The weather man may have predicted very low temperatures, but the sun was shining and the kids were desperate to get out on their bikes again!...so we chose a leisurely cycle in Portsmouth.
We started at Hilsea Lido, free and unlimited parking here is a bonus, although there is a 2m height barrier. A cycle track continues here from further north in the city.
The majority of our route was on designated cycle paths, along the Hilsea shoreline towards the Mountbatten Centre, then cut through a large alleyway into Stamshaw. This is where the first part of our journey entered on to the (quiet) roads without a bike route.
Once off of the few main roads, our journey headed out past a play park and under a subway which led us through the ferry port.

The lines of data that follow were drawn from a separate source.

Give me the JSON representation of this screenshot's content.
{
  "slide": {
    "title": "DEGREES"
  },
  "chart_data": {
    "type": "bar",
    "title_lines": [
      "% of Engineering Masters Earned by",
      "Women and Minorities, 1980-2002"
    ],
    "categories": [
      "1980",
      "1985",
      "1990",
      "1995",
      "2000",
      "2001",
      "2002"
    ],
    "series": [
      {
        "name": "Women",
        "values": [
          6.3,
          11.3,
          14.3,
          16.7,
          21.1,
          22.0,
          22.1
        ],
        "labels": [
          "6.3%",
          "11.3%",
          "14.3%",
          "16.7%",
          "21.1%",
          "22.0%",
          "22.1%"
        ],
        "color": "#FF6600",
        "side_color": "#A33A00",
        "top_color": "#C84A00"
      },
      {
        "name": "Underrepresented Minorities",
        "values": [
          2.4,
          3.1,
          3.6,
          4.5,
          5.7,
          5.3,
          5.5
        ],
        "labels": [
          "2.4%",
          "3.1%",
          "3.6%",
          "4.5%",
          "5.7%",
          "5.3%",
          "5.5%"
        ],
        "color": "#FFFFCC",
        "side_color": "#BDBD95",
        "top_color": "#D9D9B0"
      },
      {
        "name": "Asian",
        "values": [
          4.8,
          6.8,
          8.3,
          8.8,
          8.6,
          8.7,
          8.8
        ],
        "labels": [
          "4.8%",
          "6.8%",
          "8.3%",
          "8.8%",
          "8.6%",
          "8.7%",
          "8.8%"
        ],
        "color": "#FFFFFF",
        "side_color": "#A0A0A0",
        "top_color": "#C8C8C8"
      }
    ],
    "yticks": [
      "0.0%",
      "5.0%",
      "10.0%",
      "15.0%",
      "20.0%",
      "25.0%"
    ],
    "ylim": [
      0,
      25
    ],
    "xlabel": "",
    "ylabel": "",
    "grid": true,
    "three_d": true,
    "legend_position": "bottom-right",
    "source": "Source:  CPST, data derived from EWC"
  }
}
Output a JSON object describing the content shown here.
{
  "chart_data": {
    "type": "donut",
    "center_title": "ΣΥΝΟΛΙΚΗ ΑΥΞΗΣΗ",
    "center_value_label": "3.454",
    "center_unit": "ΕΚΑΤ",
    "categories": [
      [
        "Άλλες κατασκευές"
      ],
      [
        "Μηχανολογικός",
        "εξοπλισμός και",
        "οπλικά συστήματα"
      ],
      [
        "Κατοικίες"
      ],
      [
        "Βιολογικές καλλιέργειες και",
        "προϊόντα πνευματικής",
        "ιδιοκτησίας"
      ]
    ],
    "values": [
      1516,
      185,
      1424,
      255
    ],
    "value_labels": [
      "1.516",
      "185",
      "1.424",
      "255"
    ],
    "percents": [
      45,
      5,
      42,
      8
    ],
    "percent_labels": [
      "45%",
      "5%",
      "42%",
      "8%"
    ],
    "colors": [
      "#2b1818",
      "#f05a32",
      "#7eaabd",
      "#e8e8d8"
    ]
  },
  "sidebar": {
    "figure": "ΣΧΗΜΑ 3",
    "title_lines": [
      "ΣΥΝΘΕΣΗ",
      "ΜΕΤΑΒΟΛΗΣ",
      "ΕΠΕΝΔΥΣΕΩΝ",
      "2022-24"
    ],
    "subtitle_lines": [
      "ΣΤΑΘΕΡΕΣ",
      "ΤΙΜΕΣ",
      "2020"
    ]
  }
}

Cycling out past the Unicorn Gate, we were then being directed towards Commercial Road and along the bus route, we continued down Queen Street, close to the Historic Dockyard.
Before long, we had passed the Wightlink Ferryport, the hot walls and sat for a short while near to The Clarence pub. (Just under 5 miles at this point)
The promenade along Southsea Beach was filled with people enjoying the winter sunshine, and blowing away the cobwebs. But the cycle lane was pretty much empty!
The green lane took us along the beach (heading from this direction, the lane crosses over the road by South Parade Pier and then back again by Canoe Lake)
Pressing on with our cycling adventure, it took us through Eastney, Bransbury Park and over to St James Hospital. Along Locksway Road, is where we found the bus route/cycle lane back towards the sea. We thought it would be along the shoreline by the Thatched House pub but there is no cycling allowed on this pathway now.
So far, we were all still going strong.....and then we picked up a puncture!!!
Thankfully, we'd packed the tools for the job and were soon on our way again.
Onwards, heading North on the Eastern Road, through Anchorage Park and into Foxes Forest. This is where the trail got muddy, for about a mile and half! Over the bridge and into the car park.
This route follows designated cycle lanes, which for the majority are clearly signposted or marked on the road. It is mainly off of the roads, heavily used by other vehicles and safe for adults and children, and all areas can be accessed by the public. The trail around Portsmouth is flat, with little incline and good for a leisurely cycle.